Akron and Chicago Junction Railroad

Overview
- Locale: Ohio, United States
- Dates of operation: 1890–
- Successor: Baltimore and Ohio Railroad CSX Transportation

Technical
- Track gauge: 4 ft 8+1⁄2 in (1,435 mm) standard gauge
- Length: 76.66 miles

= Akron and Chicago Junction Railroad =

Former American railroad in Ohio

The Akron & Chicago Junction Railroad was a railroad incorporated in the state of Ohio on February 17, 1890. It ran from Akron to the town of Chicago Junction, Ohio, renamed Willard in 1917. Construction was completed the following year, and the first train ran on August 15, 1891.

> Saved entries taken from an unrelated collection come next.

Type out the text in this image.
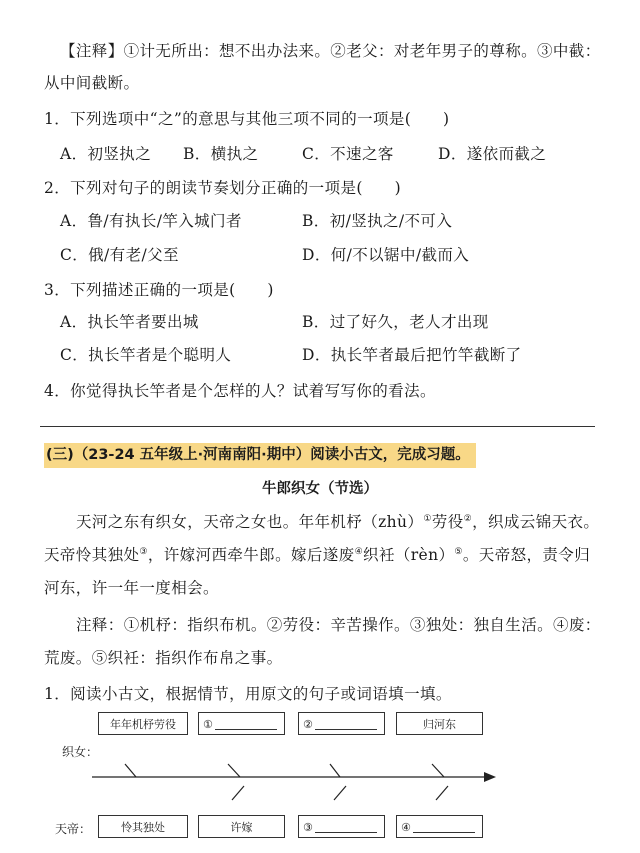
【注释】①计无所出：想不出办法来。②老父：对老年男子的尊称。③中截：
从中间截断。
1．下列选项中“之”的意思与其他三项不同的一项是(　　)
A．初竖执之 B．横执之	C．不速之客	D．遂依而截之
2．下列对句子的朗读节奏划分正确的一项是(　　)
A．鲁/有执长/竿入城门者	B．初/竖执之/不可入
C．俄/有老/父至	D．何/不以锯中/截而入
3．下列描述正确的一项是(　　)
A．执长竿者要出城	B．过了好久，老人才出现
C．执长竿者是个聪明人	D．执长竿者最后把竹竿截断了
4．你觉得执长竿者是个怎样的人？试着写写你的看法。
(三)（23-24 五年级上·河南南阳·期中）阅读小古文，完成习题。
牛郎织女（节选）
天河之东有织女，天帝之女也。年年机杼（zhù）①劳役②，织成云锦天衣。
天帝怜其独处③，许嫁河西牵牛郎。嫁后遂废④织衽（rèn）⑤。天帝怒，责令归
河东，许一年一度相会。
注释：①机杼：指织布机。②劳役：辛苦操作。③独处：独自生活。④废：
荒废。⑤织衽：指织作布帛之事。
1．阅读小古文，根据情节，用原文的句子或词语填一填。
年年机杼劳役	①	②	归河东
织女：
天帝：	怜其独处	许嫁	③	④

On July 1, 1890, the A&CJ was leased in perpetuity to the Baltimore and Ohio Railroad, who built the A&CJ as part of its new Pittsburgh-Chicago route, consisting of existing B&O trackage from Cumberland, Maryland, to Pittsburgh, with the newly acquired Pittsburgh and Western Railroad from New Castle, Pennsylvania, to Akron, and the A&CJ from Akron to the old B&O main line at Chicago Junction. The new line provided faster, more direct service from eastern shippers and markets through the heavily industrialized parts of Pennsylvania and Ohio to Chicago, avoiding the steep grades of B&O's mountainous route between Cumberland and Grafton, West Virginia.

The surviving portions of the B&O's Pittsburgh-Chicago route are part of CSX Transportation.